Grilled chicken breasts marinated for a few hours in mango sauce was the main course.  The chicken could have been pounded lightly (a wine bottle usually works better than one of those kitchen hammers).  The meal was accompanied by a nice Liberty School merlot.  Dessert – as a concession to my granddaughters who joined us – consisted of gluten-free double chocolate chip cookies.  

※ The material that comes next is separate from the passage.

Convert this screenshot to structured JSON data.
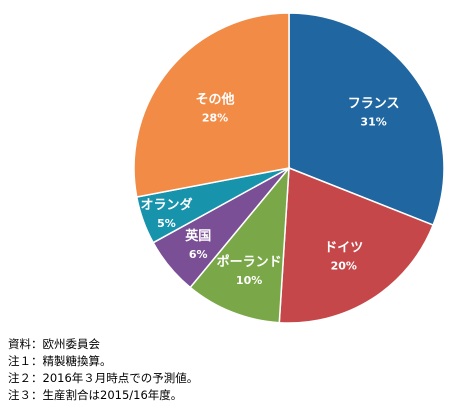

Pow!  This meal was out on Waveland Avenue. . . . .    

A PSA on PSA – An Update

In my post of January 10, 2016, I spoke of issues relating to my elevated PSA (“prostate specific antigen“).  Past tests have been negative.  But the PSA numbers continued to remain high.  My urologist at the University of Chicago suggested a brand new test (developed in the last year or two) – called the “4K” test.  Instead of measuring PSA which is helpful but not determinative (and often unreliable), the 4K test measures four “kallikreins” (metrics which can more readily identify prostate cancer).  He also recommended an MRI with a contrast dye this time.  This too is readily new – and provides “highlights” of trouble areas.  

I had the 4K test and the MRI with contrast dye.   The 4K results are  reported in percentages:  “less then 10% chance of having a significant cancer (Gleason score more than 7).”  The MRI was even more optimistic (translation:  less than 5% chance of malignancy).   The two tests together were highly optimistic.  

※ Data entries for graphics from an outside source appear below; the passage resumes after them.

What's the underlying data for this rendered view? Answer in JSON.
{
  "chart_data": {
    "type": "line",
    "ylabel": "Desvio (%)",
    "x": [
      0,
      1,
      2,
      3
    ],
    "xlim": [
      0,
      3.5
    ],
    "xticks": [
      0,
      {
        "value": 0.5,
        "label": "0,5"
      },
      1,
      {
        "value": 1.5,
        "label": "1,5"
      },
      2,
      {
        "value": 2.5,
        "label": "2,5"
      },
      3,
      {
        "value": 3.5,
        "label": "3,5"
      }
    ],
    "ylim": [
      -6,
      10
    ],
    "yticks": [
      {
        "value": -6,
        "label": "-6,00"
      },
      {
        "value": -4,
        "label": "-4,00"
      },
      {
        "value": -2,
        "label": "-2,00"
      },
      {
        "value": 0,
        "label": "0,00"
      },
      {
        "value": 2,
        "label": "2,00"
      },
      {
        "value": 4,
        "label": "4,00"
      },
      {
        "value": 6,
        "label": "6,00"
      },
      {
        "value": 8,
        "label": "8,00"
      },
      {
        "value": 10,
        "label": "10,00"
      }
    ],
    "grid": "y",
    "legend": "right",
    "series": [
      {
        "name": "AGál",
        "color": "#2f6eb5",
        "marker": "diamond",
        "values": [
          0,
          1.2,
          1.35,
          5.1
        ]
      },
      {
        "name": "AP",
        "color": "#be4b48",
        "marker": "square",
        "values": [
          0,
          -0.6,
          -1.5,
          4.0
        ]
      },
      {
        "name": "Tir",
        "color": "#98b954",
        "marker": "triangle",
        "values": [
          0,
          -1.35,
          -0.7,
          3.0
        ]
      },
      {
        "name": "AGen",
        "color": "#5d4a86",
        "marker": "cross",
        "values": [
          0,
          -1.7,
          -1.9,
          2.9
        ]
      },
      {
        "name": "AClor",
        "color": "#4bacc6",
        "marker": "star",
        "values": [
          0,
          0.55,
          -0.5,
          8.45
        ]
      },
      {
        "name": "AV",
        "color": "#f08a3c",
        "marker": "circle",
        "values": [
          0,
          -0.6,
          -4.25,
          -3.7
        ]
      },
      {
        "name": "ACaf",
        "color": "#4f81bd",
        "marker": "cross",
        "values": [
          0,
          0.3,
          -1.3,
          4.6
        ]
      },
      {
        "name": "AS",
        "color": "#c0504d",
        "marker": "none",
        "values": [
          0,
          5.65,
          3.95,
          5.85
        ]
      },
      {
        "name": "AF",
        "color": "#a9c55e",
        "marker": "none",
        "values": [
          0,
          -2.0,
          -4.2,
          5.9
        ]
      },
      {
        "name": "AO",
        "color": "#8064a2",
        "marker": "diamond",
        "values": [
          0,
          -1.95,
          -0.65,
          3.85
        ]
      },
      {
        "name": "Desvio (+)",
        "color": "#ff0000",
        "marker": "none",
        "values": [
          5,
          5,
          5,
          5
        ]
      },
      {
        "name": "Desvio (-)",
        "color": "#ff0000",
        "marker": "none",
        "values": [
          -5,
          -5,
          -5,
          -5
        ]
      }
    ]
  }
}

Some men have a genetic propensity to higher PSA.  Prostate size can affect PSA and the aging process (lot of that going around) can elevate PSA.  And then there’s cancer. . . .     

It’s not fun to hear about medical issues (or non-issues).  But I believe it is important to my brethren  (and the brethren of my sisthren) to know about these two new means for detecting prostate cancer.  

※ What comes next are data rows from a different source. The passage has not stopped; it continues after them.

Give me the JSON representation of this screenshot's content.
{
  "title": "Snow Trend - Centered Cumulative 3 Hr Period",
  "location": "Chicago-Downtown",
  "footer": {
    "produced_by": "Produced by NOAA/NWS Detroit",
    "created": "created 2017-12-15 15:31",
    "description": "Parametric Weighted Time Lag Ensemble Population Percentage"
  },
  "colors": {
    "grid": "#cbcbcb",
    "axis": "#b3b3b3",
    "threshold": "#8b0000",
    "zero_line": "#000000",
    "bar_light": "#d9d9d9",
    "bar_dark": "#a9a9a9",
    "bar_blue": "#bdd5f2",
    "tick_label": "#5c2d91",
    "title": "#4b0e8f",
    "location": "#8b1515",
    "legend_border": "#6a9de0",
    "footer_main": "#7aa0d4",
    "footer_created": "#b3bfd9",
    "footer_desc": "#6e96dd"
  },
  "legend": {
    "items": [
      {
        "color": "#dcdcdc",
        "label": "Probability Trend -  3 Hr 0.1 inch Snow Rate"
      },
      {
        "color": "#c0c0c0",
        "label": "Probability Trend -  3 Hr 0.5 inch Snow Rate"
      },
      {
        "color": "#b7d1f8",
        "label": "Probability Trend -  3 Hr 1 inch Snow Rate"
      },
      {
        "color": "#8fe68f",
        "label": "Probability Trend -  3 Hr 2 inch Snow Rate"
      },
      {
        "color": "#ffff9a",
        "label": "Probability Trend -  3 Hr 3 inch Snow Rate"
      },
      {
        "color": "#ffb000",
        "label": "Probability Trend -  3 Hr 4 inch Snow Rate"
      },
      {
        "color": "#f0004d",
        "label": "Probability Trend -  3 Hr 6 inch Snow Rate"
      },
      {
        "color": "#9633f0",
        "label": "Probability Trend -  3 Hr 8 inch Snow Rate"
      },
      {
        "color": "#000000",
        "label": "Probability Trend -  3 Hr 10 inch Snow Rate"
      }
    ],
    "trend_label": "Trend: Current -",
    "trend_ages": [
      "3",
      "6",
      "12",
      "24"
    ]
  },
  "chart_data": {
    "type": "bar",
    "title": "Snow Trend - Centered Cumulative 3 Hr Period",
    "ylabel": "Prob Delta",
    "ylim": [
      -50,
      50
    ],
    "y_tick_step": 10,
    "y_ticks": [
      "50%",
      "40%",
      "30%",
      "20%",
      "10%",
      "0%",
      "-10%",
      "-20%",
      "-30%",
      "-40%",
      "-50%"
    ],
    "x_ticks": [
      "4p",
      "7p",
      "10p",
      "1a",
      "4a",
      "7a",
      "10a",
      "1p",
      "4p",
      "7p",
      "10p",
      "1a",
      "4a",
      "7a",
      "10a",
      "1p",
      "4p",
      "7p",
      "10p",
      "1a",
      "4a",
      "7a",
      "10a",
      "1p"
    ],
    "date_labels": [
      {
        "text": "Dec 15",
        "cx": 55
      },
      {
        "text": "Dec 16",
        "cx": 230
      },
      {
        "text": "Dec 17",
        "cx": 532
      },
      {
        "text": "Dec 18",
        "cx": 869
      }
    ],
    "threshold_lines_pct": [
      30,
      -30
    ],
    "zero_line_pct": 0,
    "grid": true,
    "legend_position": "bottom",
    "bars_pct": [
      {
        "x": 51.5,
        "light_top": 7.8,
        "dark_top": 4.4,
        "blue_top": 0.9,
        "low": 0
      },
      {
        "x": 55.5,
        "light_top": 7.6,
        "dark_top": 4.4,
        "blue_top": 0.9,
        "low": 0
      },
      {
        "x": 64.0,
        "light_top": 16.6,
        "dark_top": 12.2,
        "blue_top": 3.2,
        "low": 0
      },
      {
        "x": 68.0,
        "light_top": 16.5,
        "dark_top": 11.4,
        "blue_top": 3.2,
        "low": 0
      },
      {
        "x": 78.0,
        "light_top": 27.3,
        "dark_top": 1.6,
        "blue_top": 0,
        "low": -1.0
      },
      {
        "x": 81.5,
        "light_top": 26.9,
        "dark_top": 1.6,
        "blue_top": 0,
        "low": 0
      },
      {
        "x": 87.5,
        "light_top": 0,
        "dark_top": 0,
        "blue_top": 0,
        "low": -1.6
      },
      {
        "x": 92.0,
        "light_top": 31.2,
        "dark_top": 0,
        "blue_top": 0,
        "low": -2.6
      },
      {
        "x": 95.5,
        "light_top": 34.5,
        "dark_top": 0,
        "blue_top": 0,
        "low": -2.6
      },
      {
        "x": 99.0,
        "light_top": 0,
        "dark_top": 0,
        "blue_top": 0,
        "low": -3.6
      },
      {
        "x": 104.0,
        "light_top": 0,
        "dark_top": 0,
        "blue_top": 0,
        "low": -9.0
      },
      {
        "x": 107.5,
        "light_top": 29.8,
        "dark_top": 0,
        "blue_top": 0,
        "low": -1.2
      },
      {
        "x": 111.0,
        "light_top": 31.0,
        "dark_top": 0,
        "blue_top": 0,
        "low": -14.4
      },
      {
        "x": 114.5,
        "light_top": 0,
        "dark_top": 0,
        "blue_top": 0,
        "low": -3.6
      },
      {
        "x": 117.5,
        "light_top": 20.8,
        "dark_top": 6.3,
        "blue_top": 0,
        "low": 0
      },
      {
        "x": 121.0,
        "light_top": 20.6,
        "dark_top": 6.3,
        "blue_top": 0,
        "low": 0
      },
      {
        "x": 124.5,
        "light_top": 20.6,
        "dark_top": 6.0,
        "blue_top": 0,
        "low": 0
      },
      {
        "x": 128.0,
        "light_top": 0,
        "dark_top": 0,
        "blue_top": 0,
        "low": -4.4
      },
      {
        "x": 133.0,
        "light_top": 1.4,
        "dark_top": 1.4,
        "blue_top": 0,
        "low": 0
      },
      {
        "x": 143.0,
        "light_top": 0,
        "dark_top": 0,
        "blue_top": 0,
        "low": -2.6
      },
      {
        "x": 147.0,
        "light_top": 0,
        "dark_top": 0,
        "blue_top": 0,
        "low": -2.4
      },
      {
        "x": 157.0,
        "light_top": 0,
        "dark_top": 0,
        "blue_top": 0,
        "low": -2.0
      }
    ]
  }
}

Prior to 1988, prostate cancer was diagnosed by palpitation of lumps or hard nodules.  Then a biopsy.  Or – a man would develop chronic back pain (and then be diagnosed).  In 1990, the PSA test became widely used.  But elevated PSA often resulted in unnecessary biopsies – or surgery.   It is only in the last couple years that new diagnostic tools have been developed:  4K and contrast dye MRI’s.  Thank heaven for modern medicine. . . . .    

Busy Beavers

I’m an easy sell for books recommended by friends. My Boy Scout pal Bob mentioned that he enjoyed reading Lily Pond by Hope Ryden.  The book, published in 1997, chronicles Ms. Ryden’s four year stint – observing a family of beavers in Harriman State Park in New York.  The book sounded a bit mundane but given my friend’s  recommendation, I found a used copy on Amazon.  When I read the preface by Dr. Jane Goodall, I thought – this could be good.  And it was.  

We are introduced to the species Castor canadensis by meeting a family of beavers (each had a name).  After some preliminary introductions, Ms. Ryden offers a brief history of the aggressive beaver pelt trade two centuries ago.  Beaver pelts made beaver hats and other adornments and thus trapping (with steel jaw leg traps) was uncontrolled.  Beavers were near extinction by the early 1800’s.  As of 1800, the beaver population of the Adirnodacks had been reduced by more than 99%.  And then things slowly got better.  And beavers were given protection.  Fast forward to the mid-1980’s when Ms. Ryden began her four year surveillance.

Winter.  Summer.  Spring.  Fall.  Ms. Ryden observed the growing family of beavers.  She knew them by name – and they knew her.  We see the circle of life.  Joy.  Sadness.  And the occasional humans who try to poach, hurt or destroy.  

If I had it to do over again, I’d probably read Lily Pond in the winter. A more quiet time.  By a fireplace.  The book is gentle.  Compelling.  And thought-provoking.  When I finished the book, I actually felt like I was part of the family.